Irã diz que não há negociações “sob ameaça”, EUA acusam Israel de “sem linha vermelha” à medida que a guerra aumenta

O Irã se defenderá dos Estados Unidos e de Israel com todas as suas forças, disse o porta-voz do Ministério das Relações Exteriores do país, Ismail Baghai, na segunda-feira. Rejeitando a proposta de cessar-fogo, Baghai acusou Washington e Tel Aviv de “não haver linha vermelha” e de desrespeitarem o direito internacional.

O porta-voz do Ministério das Relações Exteriores do Irã, Ismail Baghai, disse que o Irã não participará de negociações sob ameaça, acrescentando que sua segurança e interesses nacionais devem orientar qualquer acordo. (Ministério das Relações Exteriores, Irã)

Ele negou um relatório O plano de 15 pontos dos EUA foi entregue através de intermediários, descrevendo-o como “irracional” e excessivo. Baghai disse que as negociações “são incompatíveis com ultimatos e ameaças de crimes de guerra”.

Disse ainda que todo o nosso foco deveria estar na defesa do país.

Acompanhar Atualizações ao vivo da guerra EUA-Irã.

O Irão recusou-se a negociar sob ameaças

Ele disse que o Irão não se envolveria em negociações sob ameaça, acrescentando que a sua própria segurança e interesses nacionais deveriam orientar qualquer acordo.

“O Irão não hesita em declarar claramente o que considera as suas exigências legítimas, e fazê-lo não deve ser visto como um sinal de compromisso, mas sim como um reflexo da sua confiança na defesa da sua posição”, disse Baghai.

O responsável do Ministério dos Negócios Estrangeiros também alertou que seriam tomadas mais medidas se os EUA prosseguissem com as ameaças de atacar alvos energéticos e infra-estruturais iranianos. Ele também disse que o Irã responderia “na mesma moeda” a qualquer ataque às suas instalações.

Teerão preparou a sua resposta escrita aos mediadores, descrevendo as exigências baseadas nos interesses nacionais, uma medida que os rebeldes disseram que seria comunicada “sempre que necessário”.

As últimas ameaças de Trump contra o Irão

As afirmações são fornecidas abaixo O presidente dos EUA, Donald Trump, alertou que o Irã “explodirá todo o país” se não conseguir chegar a um acordo de paz com Washington antes de terça-feira.

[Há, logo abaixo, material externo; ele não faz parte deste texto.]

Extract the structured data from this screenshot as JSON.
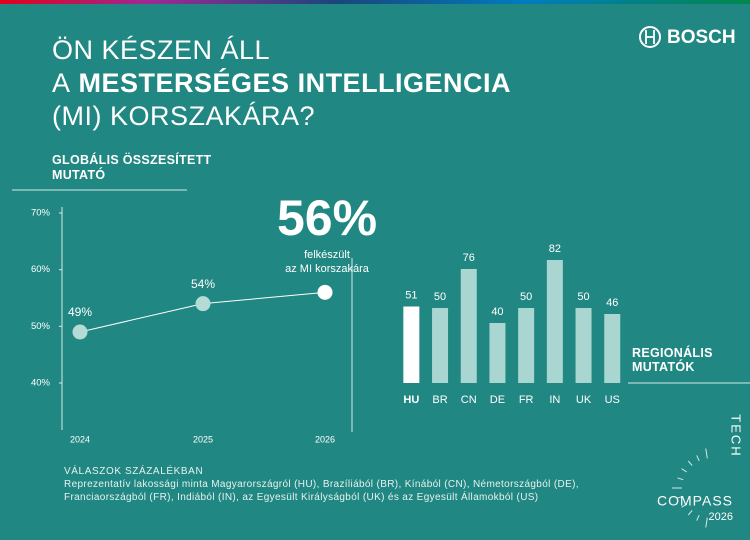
{
  "header": {
    "title": {
      "line1": "ÖN KÉSZEN ÁLL",
      "line2_prefix": "A",
      "line2_bold": "MESTERSÉGES INTELLIGENCIA",
      "line3": "(MI) KORSZAKÁRA?"
    },
    "logo": "BOSCH"
  },
  "chart_data": [
    {
      "type": "line",
      "title": "GLOBÁLIS ÖSSZESÍTETT MUTATÓ",
      "categories": [
        "2024",
        "2025",
        "2026"
      ],
      "values": [
        49,
        54,
        56
      ],
      "value_labels": [
        "49%",
        "54%",
        "56%"
      ],
      "annotation": [
        "felkészült",
        "az MI korszakára"
      ],
      "ylim": [
        40,
        70
      ],
      "yticks": [
        {
          "value": 40,
          "label": "40%"
        },
        {
          "value": 50,
          "label": "50%"
        },
        {
          "value": 60,
          "label": "60%"
        },
        {
          "value": 70,
          "label": "70%"
        }
      ],
      "color": "#ffffff"
    },
    {
      "type": "bar",
      "title": "REGIONÁLIS MUTATÓK",
      "categories": [
        "HU",
        "BR",
        "CN",
        "DE",
        "FR",
        "IN",
        "UK",
        "US"
      ],
      "values": [
        51,
        50,
        76,
        40,
        50,
        82,
        50,
        46
      ],
      "colors": [
        "#ffffff",
        "#a9d6d1",
        "#a9d6d1",
        "#a9d6d1",
        "#a9d6d1",
        "#a9d6d1",
        "#a9d6d1",
        "#a9d6d1"
      ]
    }
  ],
  "footer": {
    "heading": "VÁLASZOK SZÁZALÉKBAN",
    "note": "Reprezentatív lakossági minta Magyarországról (HU), Brazíliából (BR), Kínából (CN), Németországból (DE), Franciaországból (FR), Indiából (IN), az Egyesült Királyságból (UK) és az Egyesült Államokból (US)",
    "brand": [
      "TECH",
      "COMPASS",
      "2026"
    ]
  }
}
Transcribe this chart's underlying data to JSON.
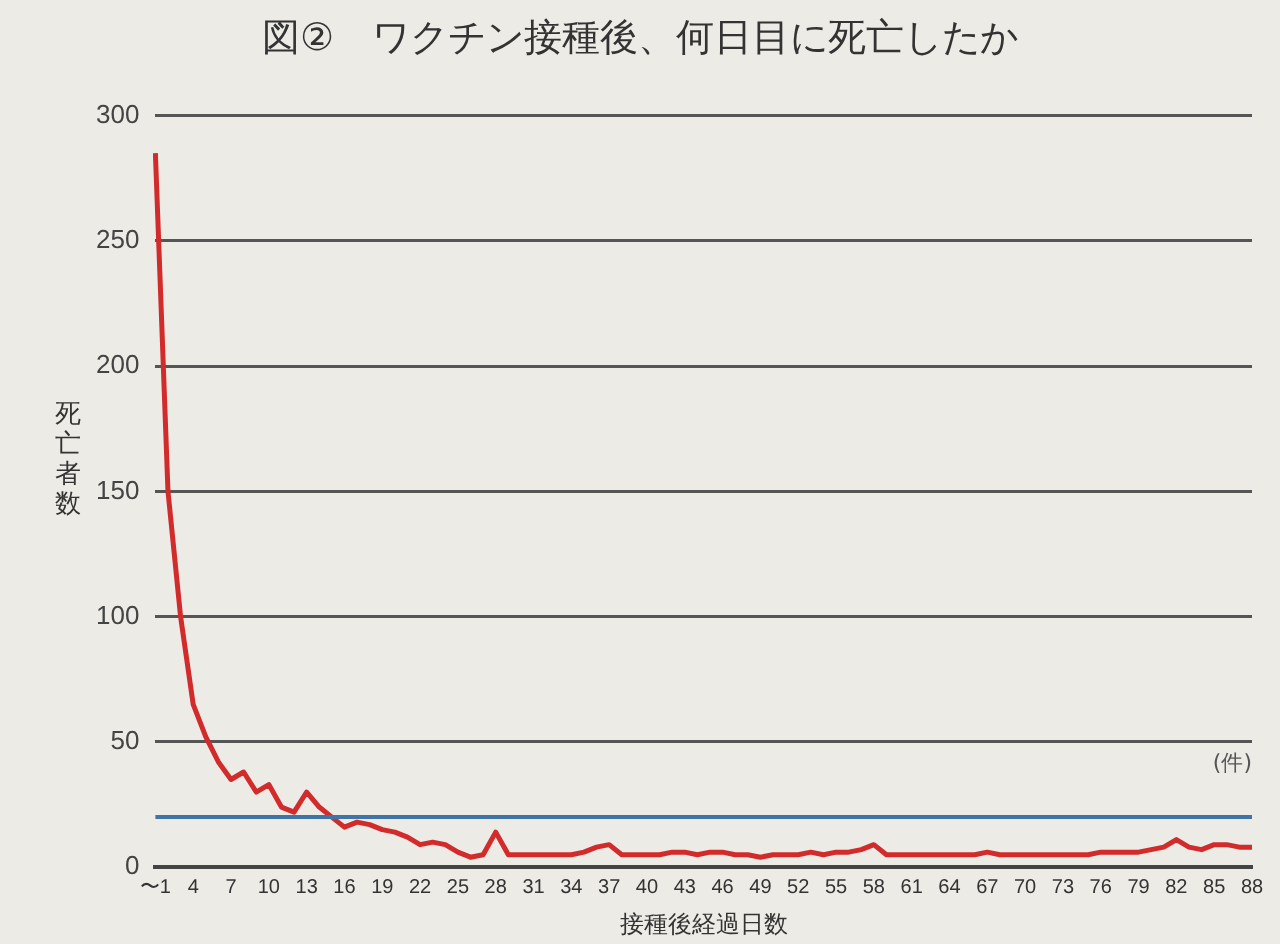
{
  "chart_data": {
    "type": "line",
    "title": "図②　ワクチン接種後、何日目に死亡したか",
    "xlabel": "接種後経過日数",
    "ylabel": "死亡者数",
    "annotations": [
      "(件)"
    ],
    "categories": [
      "〜1",
      null,
      null,
      "4",
      null,
      null,
      "7",
      null,
      null,
      "10",
      null,
      null,
      "13",
      null,
      null,
      "16",
      null,
      null,
      "19",
      null,
      null,
      "22",
      null,
      null,
      "25",
      null,
      null,
      "28",
      null,
      null,
      "31",
      null,
      null,
      "34",
      null,
      null,
      "37",
      null,
      null,
      "40",
      null,
      null,
      "43",
      null,
      null,
      "46",
      null,
      null,
      "49",
      null,
      null,
      "52",
      null,
      null,
      "55",
      null,
      null,
      "58",
      null,
      null,
      "61",
      null,
      null,
      "64",
      null,
      null,
      "67",
      null,
      null,
      "70",
      null,
      null,
      "73",
      null,
      null,
      "76",
      null,
      null,
      "79",
      null,
      null,
      "82",
      null,
      null,
      "85",
      null,
      null,
      "88"
    ],
    "series": [
      {
        "color": "#d22b2b",
        "values": [
          285,
          150,
          100,
          65,
          52,
          42,
          35,
          38,
          30,
          33,
          24,
          22,
          30,
          24,
          20,
          16,
          18,
          17,
          15,
          14,
          12,
          9,
          10,
          9,
          6,
          4,
          5,
          14,
          5,
          5,
          5,
          5,
          5,
          5,
          6,
          8,
          9,
          5,
          5,
          5,
          5,
          6,
          6,
          5,
          6,
          6,
          5,
          5,
          4,
          5,
          5,
          5,
          6,
          5,
          6,
          6,
          7,
          9,
          5,
          5,
          5,
          5,
          5,
          5,
          5,
          5,
          6,
          5,
          5,
          5,
          5,
          5,
          5,
          5,
          5,
          6,
          6,
          6,
          6,
          7,
          8,
          11,
          8,
          7,
          9,
          9,
          8,
          8
        ]
      }
    ],
    "ref_lines": [
      {
        "axis": "y",
        "value": 20,
        "color": "#3f74a8"
      }
    ],
    "ylim": [
      0,
      300
    ],
    "yticks": [
      0,
      50,
      100,
      150,
      200,
      250,
      300
    ],
    "grid": "y",
    "legend": false,
    "marker": "none",
    "line_style": "solid"
  }
}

“Há uma boa chance, mas se eles não fizerem um acordo, vou explodir tudo”, disse ele, segundo a Fox News.

Trump acrescentou que o Irão foi destruído, destruído e vai piorar a cada dia, alegando que o país terá de reconstruir pontes, centrais eléctricas e outras infra-estruturas.

Trump também emitiu um alerta tentador nas redes sociais, apelando à reabertura do Irão. Risco de ataques com mísseis no Estreito de Ormuz ou em pontes e centrais eléctricas.

O presidente americano escreveu no Truth Social que “abra a merda na rua americana, você está louco ou viverá no inferno”.

O Irã quer o fim permanente da guerra

Antes disso, o ministro dos Negócios Estrangeiros do Irão Abbas Araqchi disse que as pontes podem ser reconstruídas, mas a América não terá oportunidade de disciplinar novamente. Ele disse que Teerã quer um fim “decisivo e permanente” para a guerra imposta pelos EUA e Israel.

Disse que a nossa preocupação é garantir a decisão e o resultado permanente desta guerra ilegal que nos foi imposta.

Um alto funcionário iraniano confirmou que Teerã não reabriria o Estreito de Ormuz para um cessar-fogo temporário. O país recebeu uma proposta de cessar-fogo de mediadores, incluindo Paquistão, Egipto e Turquia, mas está a ser revista.